I was particularly happy to stumble across Old Moon Quarterly recently, as it helps fills a niche that could always use new outlets in the spec-fic magazine landscape. Old Moon Quarterly publishes “weird sword-and-sorcery fiction set in a historical paranormal setting or a secondary-world, with a focus on well-rounded characters driving strange action.” While I tore through both Issue 1 and 2 in an afternoon, in the time it has taken me to actually write this review, a third issue has been released (a fact I am pleased by, because the first two issues were fantastic). The first two issues of Old Mon Quarterly contain four stories, with Issue 2 also including two interviews and a review. I’ve reviewed two stories from Issue 1, and two again from Issue 2.

From Issue 1:

Stella Splendens by Graham Thomas Wilcox tells a tale of single combat and a father-son relationship. I really enjoyed the action and combat in this story; it felt accurate and was paced well, with blows and thrust and parries feeling heavy to the story while also being followable as physical actions. The juxtaposition between physical violence and emotional turmoil is expertly crafted. The final paragraph is truly haunting, achieving a dark poetic despair.

My personal favorite of the issue was The Questing Beast by Carys Crossen. The Questing Beast find themselves in a quandary, when their demon father asks for their assistance in corrupting Pellinore, a knight of the round table. The Questing Beast narrates the story, describing their relationship with their father and the kingdom of Camelot. The story had a lot of things I enjoy in fiction. A monster that is not quite a monster, to name just one theme, without giving away some of the others – there were several parts of the story where I was hoping the author would go in a certain direction and then was delighted when the story met that hope, and I don’t want to take that experience away from anyone else. However, beyond playing with themes I am already inclined to like, Crossen does a fantastic job playing with narration. The Questing Beast, a jumble of animals, is also a jumble of narrators, each with their own distinct typography, voice, and insight. The deer was a particular favorite, with its emotional intelligence and insightful, if sparse, commentary. The multiplicity of narrators is thrilling and makes the retelling even more unique. I’ve never read anything quite like it, and highly recommend it.

From Issue 2:

Jonathan Olfert’s The Last Line is wonderful and bleak character study of a story. A group of oathbreakers rally for a final battle against their undead liege.
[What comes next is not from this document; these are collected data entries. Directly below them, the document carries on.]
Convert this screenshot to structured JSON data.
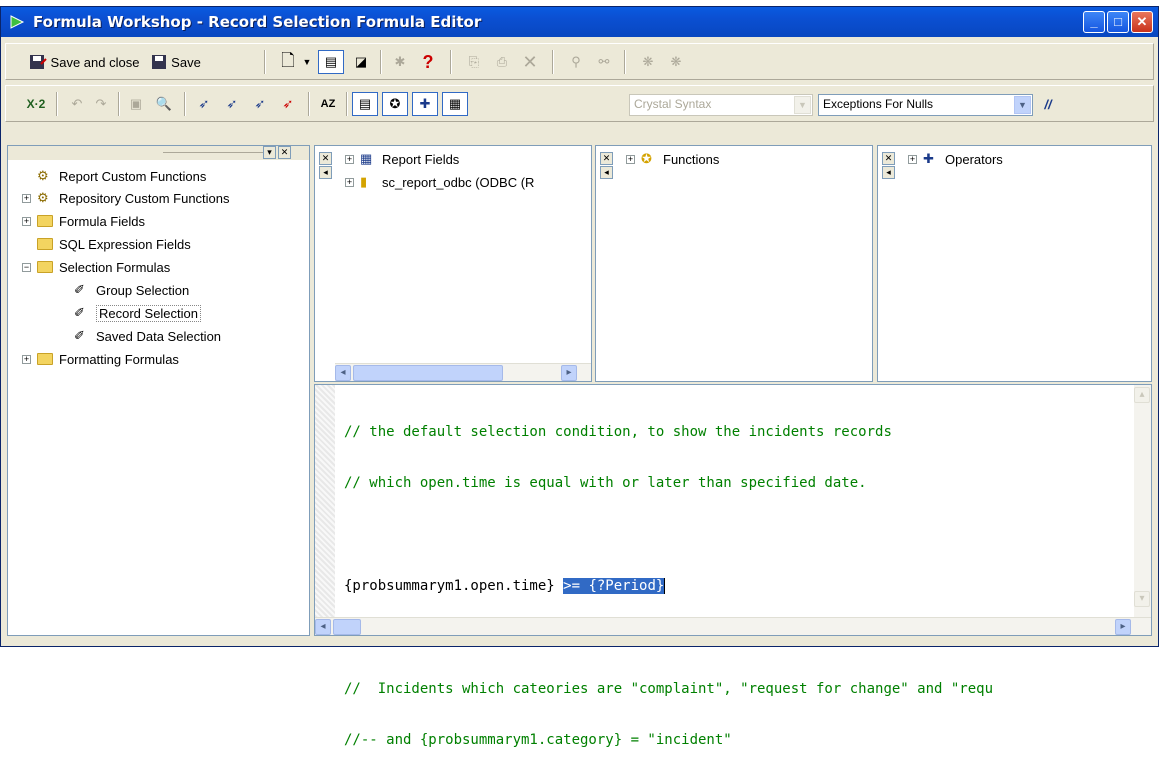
{
  "window": {
    "title": "Formula Workshop - Record Selection Formula Editor"
  },
  "toolbar1": {
    "save_close": "Save and close",
    "save": "Save"
  },
  "toolbar2": {
    "syntax_combo": "Crystal Syntax",
    "nulls_combo": "Exceptions For Nulls",
    "comment_btn": "//"
  },
  "tree": {
    "items": [
      {
        "label": "Report Custom Functions"
      },
      {
        "label": "Repository Custom Functions"
      },
      {
        "label": "Formula Fields"
      },
      {
        "label": "SQL Expression Fields"
      },
      {
        "label": "Selection Formulas"
      },
      {
        "label": "Group Selection"
      },
      {
        "label": "Record Selection"
      },
      {
        "label": "Saved Data Selection"
      },
      {
        "label": "Formatting Formulas"
      }
    ]
  },
  "fields_pane": {
    "items": [
      {
        "label": "Report Fields"
      },
      {
        "label": "sc_report_odbc (ODBC (R"
      }
    ]
  },
  "functions_pane": {
    "label": "Functions"
  },
  "operators_pane": {
    "label": "Operators"
  },
  "editor": {
    "line1": "// the default selection condition, to show the incidents records",
    "line2": "// which open.time is equal with or later than specified date.",
    "line3_field": "{probsummarym1.open.time} ",
    "line3_sel": ">= {?Period}",
    "line4": "//  Incidents which cateories are \"complaint\", \"request for change\" and \"requ",
    "line5": "//-- and {probsummarym1.category} = \"incident\""
  },
  "colors": {
    "title_bar": "#0b4fd1",
    "selection": "#316ac5",
    "comment": "#008000"
  }
}
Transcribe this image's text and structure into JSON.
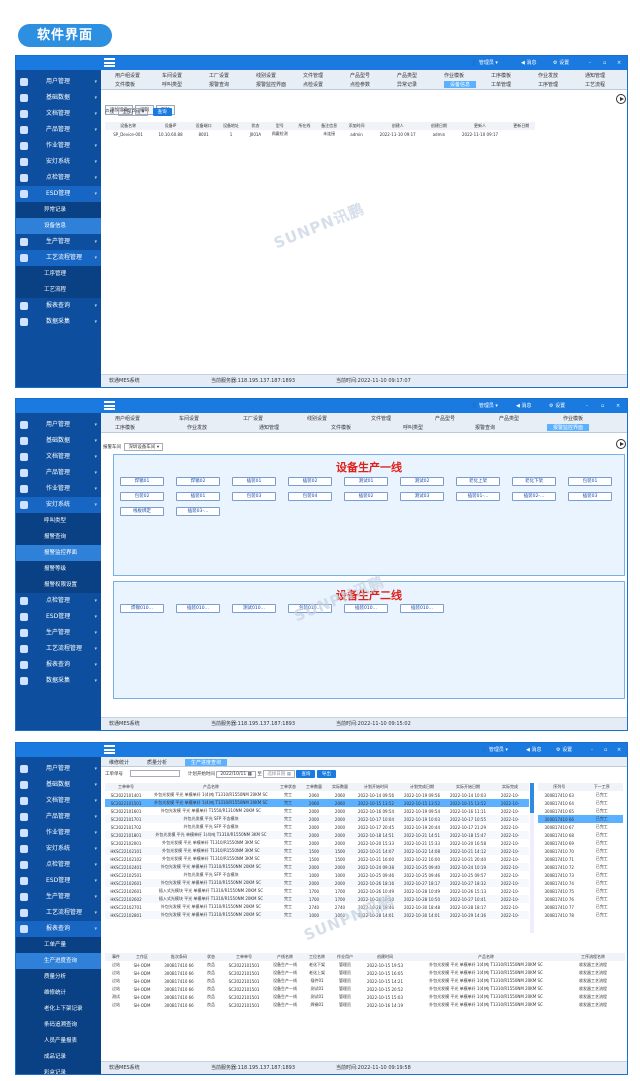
{
  "header": {
    "title": "软件界面"
  },
  "common": {
    "user": "管理员",
    "message": "消息",
    "settings": "设置",
    "footer_system": "软通MES系统",
    "footer_server": "当前服务器:118.195.137.187:1893",
    "minimize": "-",
    "restore": "▫",
    "close": "×"
  },
  "w1": {
    "sidebar": [
      {
        "label": "用户管理",
        "icon": "users-icon"
      },
      {
        "label": "基础数据",
        "icon": "monitor-icon"
      },
      {
        "label": "文档管理",
        "icon": "document-icon"
      },
      {
        "label": "产品管理",
        "icon": "box-icon"
      },
      {
        "label": "作业管理",
        "icon": "briefcase-icon"
      },
      {
        "label": "安灯系统",
        "icon": "bell-icon"
      },
      {
        "label": "点检管理",
        "icon": "check-icon"
      },
      {
        "label": "ESD管理",
        "icon": "shield-icon"
      }
    ],
    "sub_esd": [
      "异常记录",
      "设备信息"
    ],
    "sidebar_after": [
      {
        "label": "生产管理",
        "icon": "cube-icon"
      },
      {
        "label": "工艺流程管理",
        "icon": "share-icon"
      }
    ],
    "sub_flow": [
      "工序管理",
      "工艺流程"
    ],
    "sidebar_end": [
      {
        "label": "报表查询",
        "icon": "report-icon"
      },
      {
        "label": "数据采集",
        "icon": "data-icon"
      }
    ],
    "tabs_row1": [
      "用户组设置",
      "车间设置",
      "工厂设置",
      "线别设置",
      "文件管理",
      "产品型号",
      "产品类型",
      "作业模板",
      "工序模板",
      "作业发放",
      "通知管理"
    ],
    "tabs_row2": [
      "文件模板",
      "呼叫类型",
      "报警查询",
      "报警监控界面",
      "点检设置",
      "点检参数",
      "异常记录",
      "设备信息",
      "工单管理",
      "工序管理",
      "工艺流程"
    ],
    "buttons": {
      "add": "添加设备",
      "edit": "编辑",
      "delete": "删除",
      "search": "查询"
    },
    "filter_label": "产线",
    "filter_value": "全部产线",
    "columns": [
      "设备名称",
      "设备IP",
      "设备端口",
      "设备地址",
      "状态",
      "型号",
      "所在线",
      "备注信息",
      "添加时间",
      "创建人",
      "创建日期",
      "更新人",
      "更新日期"
    ],
    "row": [
      "SP_Device-001",
      "10.10.60.88",
      "8001",
      "1",
      "J001A",
      "佩戴检测",
      "",
      "未连接",
      "admin",
      "2022-11-10 09:17",
      "admin",
      "2022-11-10 09:17"
    ],
    "time": "当前时间:2022-11-10 09:17:07"
  },
  "w2": {
    "sidebar": [
      {
        "label": "用户管理",
        "icon": "users-icon"
      },
      {
        "label": "基础数据",
        "icon": "monitor-icon"
      },
      {
        "label": "文档管理",
        "icon": "document-icon"
      },
      {
        "label": "产品管理",
        "icon": "box-icon"
      },
      {
        "label": "作业管理",
        "icon": "briefcase-icon"
      },
      {
        "label": "安灯系统",
        "icon": "bell-icon"
      }
    ],
    "sub_andon": [
      "呼叫类型",
      "报警查询",
      "报警监控界面",
      "报警等级",
      "报警权限设置"
    ],
    "sidebar_after": [
      {
        "label": "点检管理",
        "icon": "check-icon"
      },
      {
        "label": "ESD管理",
        "icon": "shield-icon"
      },
      {
        "label": "生产管理",
        "icon": "cube-icon"
      },
      {
        "label": "工艺流程管理",
        "icon": "share-icon"
      },
      {
        "label": "报表查询",
        "icon": "report-icon"
      },
      {
        "label": "数据采集",
        "icon": "data-icon"
      }
    ],
    "tabs_row1": [
      "用户组设置",
      "车间设置",
      "工厂设置",
      "线别设置",
      "文件管理",
      "产品型号",
      "产品类型",
      "作业模板"
    ],
    "tabs_row2": [
      "工序模板",
      "作业发放",
      "通知管理",
      "文件模板",
      "呼叫类型",
      "报警查询",
      "报警监控界面"
    ],
    "filter_label": "报警车间",
    "filter_value": "深圳设备车间",
    "line1_title": "设备生产一线",
    "line1_row1": [
      "焊锡01",
      "焊锡02",
      "插装01",
      "插装02",
      "测试01",
      "测试02",
      "老化上架",
      "老化下架",
      "包装01"
    ],
    "line1_row2": [
      "包装02",
      "插装01",
      "包装03",
      "包装04",
      "插装02",
      "测试03",
      "插装01-...",
      "插装02-...",
      "插装03"
    ],
    "line1_row3": [
      "线板绑定",
      "插装03-..."
    ],
    "line2_title": "设备生产二线",
    "line2_row": [
      "焊锡010...",
      "插装010...",
      "测试010...",
      "包装010...",
      "插装010...",
      "插装010..."
    ],
    "time": "当前时间:2022-11-10 09:15:02"
  },
  "w3": {
    "sidebar": [
      {
        "label": "用户管理",
        "icon": "users-icon"
      },
      {
        "label": "基础数据",
        "icon": "monitor-icon"
      },
      {
        "label": "文档管理",
        "icon": "document-icon"
      },
      {
        "label": "产品管理",
        "icon": "box-icon"
      },
      {
        "label": "作业管理",
        "icon": "briefcase-icon"
      },
      {
        "label": "安灯系统",
        "icon": "bell-icon"
      },
      {
        "label": "点检管理",
        "icon": "check-icon"
      },
      {
        "label": "ESD管理",
        "icon": "shield-icon"
      },
      {
        "label": "生产管理",
        "icon": "cube-icon"
      },
      {
        "label": "工艺流程管理",
        "icon": "share-icon"
      },
      {
        "label": "报表查询",
        "icon": "report-icon"
      }
    ],
    "sub_report": [
      "工单产量",
      "生产进度查询",
      "质量分析",
      "维修统计",
      "老化上下架记录",
      "条码追溯查询",
      "人员产量报表",
      "成品记录",
      "彩盒记录"
    ],
    "tabs": [
      "维修统计",
      "质量分析",
      "生产进度查询"
    ],
    "search_label": "工单单号",
    "date_label": "计划开始时间",
    "date_value": "2022/10/11",
    "to": "至",
    "end_placeholder": "选择日期",
    "query": "查询",
    "export": "导出",
    "columns": [
      "工单单号",
      "产品名称",
      "工单状态",
      "工单数量",
      "实际数量",
      "计划开始时间",
      "计划完成日期",
      "实际开始日期",
      "实际完成"
    ],
    "rows": [
      [
        "SC2022101401",
        "外包光发模 平光 单模单纤 1(4)吨 T1310/R1550NM 20KM SC",
        "完工",
        "2060",
        "2060",
        "2022-10-14 09:56",
        "2022-10-19 09:56",
        "2022-10-14 10:03",
        "2022-10-"
      ],
      [
        "SC2022101501",
        "外包光发模 平光 单模单纤 1(4)吨 T1310/R1550NM 20KM SC",
        "完工",
        "2060",
        "2060",
        "2022-10-15 13:52",
        "2022-10-15 13:52",
        "2022-10-15 13:52",
        "2022-10-"
      ],
      [
        "SC2022101601",
        "外包光发模 平光 单模单纤 T1550/R1310NM 20KM SC",
        "完工",
        "2000",
        "2000",
        "2022-10-16 09:54",
        "2022-10-19 09:54",
        "2022-10-16 11:11",
        "2022-10-"
      ],
      [
        "SC2022101701",
        "外包光发模 平光 SFP 不含模块",
        "完工",
        "2000",
        "2000",
        "2022-10-17 10:04",
        "2022-10-19 10:03",
        "2022-10-17 10:55",
        "2022-10-"
      ],
      [
        "SC2022101702",
        "外包光发模 平光 SFP 不含模块",
        "完工",
        "2000",
        "2000",
        "2022-10-17 20:45",
        "2022-10-19 20:44",
        "2022-10-17 21:29",
        "2022-10-"
      ],
      [
        "SC2022101801",
        "外包光发模 平光 单模单纤 1(4)吨 T1310/R1550NM 3KM SC",
        "完工",
        "2000",
        "2000",
        "2022-10-18 14:51",
        "2022-10-21 14:51",
        "2022-10-18 15:47",
        "2022-10-"
      ],
      [
        "SC2022102001",
        "外包光发模 平光 单模单纤 T1310/R1550NM 3KM SC",
        "完工",
        "2000",
        "2000",
        "2022-10-20 15:33",
        "2022-10-21 15:33",
        "2022-10-20 16:58",
        "2022-10-"
      ],
      [
        "HKSC22102101",
        "外包光发模 平光 单模单纤 T1310/R1550NM 3KM SC",
        "完工",
        "1500",
        "1500",
        "2022-10-21 14:07",
        "2022-10-22 14:08",
        "2022-10-21 14:12",
        "2022-10-"
      ],
      [
        "HKSC22102102",
        "外包光发模 平光 单模单纤 T1310/R1550NM 3KM SC",
        "完工",
        "1500",
        "1500",
        "2022-10-21 16:00",
        "2022-10-22 16:00",
        "2022-10-21 20:40",
        "2022-10-"
      ],
      [
        "HKSC22102401",
        "外包光发模 平光 单模单纤 T1310/R1550NM 20KM SC",
        "完工",
        "2000",
        "2000",
        "2022-10-24 09:38",
        "2022-10-25 09:40",
        "2022-10-24 10:19",
        "2022-10-"
      ],
      [
        "HKSC22102501",
        "外包光发模 平光 SFP 不含模块",
        "完工",
        "1000",
        "1000",
        "2022-10-25 09:46",
        "2022-10-25 09:46",
        "2022-10-25 09:57",
        "2022-10-"
      ],
      [
        "HKSC22102601",
        "外包光发模 平光 单模单纤 T1310/R1550NM 20KM SC",
        "完工",
        "2000",
        "2000",
        "2022-10-26 18:16",
        "2022-10-27 18:17",
        "2022-10-27 18:32",
        "2022-10-"
      ],
      [
        "HKSC22102601",
        "插入式光模块 平光 单模单纤 T1310/R1550NM 20KM SC",
        "完工",
        "1700",
        "1700",
        "2022-10-26 10:49",
        "2022-10-28 10:49",
        "2022-10-26 15:13",
        "2022-10-"
      ],
      [
        "HKSC22102602",
        "插入式光模块 平光 单模单纤 T1310/R1550NM 20KM SC",
        "完工",
        "1700",
        "1700",
        "2022-10-26 10:50",
        "2022-10-28 10:50",
        "2022-10-27 10:41",
        "2022-10-"
      ],
      [
        "HKSC22102701",
        "外包光发模 平光 单模单纤 T1310/R1550NM 20KM SC",
        "完工",
        "2740",
        "2740",
        "2022-10-28 18:46",
        "2022-10-30 18:48",
        "2022-10-28 18:17",
        "2022-10-"
      ],
      [
        "HKSC22102801",
        "外包光发模 平光 单模单纤 T1310/R1550NM 20KM SC",
        "完工",
        "1000",
        "1000",
        "2022-10-28 14:01",
        "2022-10-30 14:01",
        "2022-10-29 14:36",
        "2022-10-"
      ]
    ],
    "right_columns": [
      "序列号",
      "下一工序"
    ],
    "right_rows": [
      [
        "300B17410 63",
        "已完工"
      ],
      [
        "300B17410 64",
        "已完工"
      ],
      [
        "300B17410 65",
        "已完工"
      ],
      [
        "300B17410 66",
        "已完工"
      ],
      [
        "300B17410 67",
        "已完工"
      ],
      [
        "300B17410 68",
        "已完工"
      ],
      [
        "300B17410 69",
        "已完工"
      ],
      [
        "300B17410 70",
        "已完工"
      ],
      [
        "300B17410 71",
        "已完工"
      ],
      [
        "300B17410 72",
        "已完工"
      ],
      [
        "300B17410 73",
        "已完工"
      ],
      [
        "300B17410 74",
        "已完工"
      ],
      [
        "300B17410 75",
        "已完工"
      ],
      [
        "300B17410 76",
        "已完工"
      ],
      [
        "300B17410 77",
        "已完工"
      ],
      [
        "300B17410 78",
        "已完工"
      ]
    ],
    "bottom_columns": [
      "事件",
      "工作区",
      "批次条码",
      "状态",
      "工单单号",
      "产线名称",
      "工位名称",
      "作业用户",
      "创建时间",
      "产品名称",
      "工序流程名称"
    ],
    "bottom_rows": [
      [
        "过站",
        "SH-ODM",
        "300B17410 66",
        "良品",
        "SC2022101501",
        "设备生产一线",
        "老化下架",
        "管理员",
        "2022-10-15 19:53",
        "外包光发模 平光 单模单纤 1(4)吨 T1310/R1550NM 20KM SC",
        "收发器工艺流程"
      ],
      [
        "过站",
        "SH-ODM",
        "300B17410 66",
        "良品",
        "SC2022101501",
        "设备生产一线",
        "老化上架",
        "管理员",
        "2022-10-15 16:05",
        "外包光发模 平光 单模单纤 1(4)吨 T1310/R1550NM 20KM SC",
        "收发器工艺流程"
      ],
      [
        "过站",
        "SH-ODM",
        "300B17410 66",
        "良品",
        "SC2022101501",
        "设备生产一线",
        "插件01",
        "管理员",
        "2022-10-15 14:21",
        "外包光发模 平光 单模单纤 1(4)吨 T1310/R1550NM 20KM SC",
        "收发器工艺流程"
      ],
      [
        "过站",
        "SH-ODM",
        "300B17410 66",
        "良品",
        "SC2022101501",
        "设备生产一线",
        "测试01",
        "管理员",
        "2022-10-15 20:52",
        "外包光发模 平光 单模单纤 1(4)吨 T1310/R1550NM 20KM SC",
        "收发器工艺流程"
      ],
      [
        "测试",
        "SH-ODM",
        "300B17410 66",
        "良品",
        "SC2022101501",
        "设备生产一线",
        "测试01",
        "管理员",
        "2022-10-15 15:03",
        "外包光发模 平光 单模单纤 1(4)吨 T1310/R1550NM 20KM SC",
        "收发器工艺流程"
      ],
      [
        "过站",
        "SH-ODM",
        "300B17410 66",
        "良品",
        "SC2022101501",
        "设备生产一线",
        "焊锡01",
        "管理员",
        "2022-10-16 14:19",
        "外包光发模 平光 单模单纤 1(4)吨 T1310/R1550NM 20KM SC",
        "收发器工艺流程"
      ]
    ],
    "time": "当前时间:2022-11-10 09:19:58"
  }
}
Olfert uses the undead threat perfectly – the undead are not the focus, but instead the wheel upon which the interpersonal drama of the trapped warriors turn. Two men, Ogonin and Voresk, vie for leadership, one seeking to die in glorious, but futile battle, and the other seeking to die in a way that keeps their bodies from undead clutches. The stakes are high, and the worldbuilding that surrounds the gruff, brutal men who aim to go to their death singing is sublime.

The Hoard by Matthew Castleman is a gripping tale, filled equally with wonder and dire stakes. A mercenary is hired to kill a dragon, and as he hunts his history of dragon slaying unfolds. I always love a good dragon story, and this tale does an excellent job playing with the boundaries of the genre. The dragons themselves are a delight of description, and create some surprises with the stereotypical taxonomies of dragons. The hardscrabble mercenary of the protagonist cuts a gritty figure against an ending that has an almost fable-like quality, which is a juxtaposition that really elevates the story, and keeps the ending shrouded in suspense.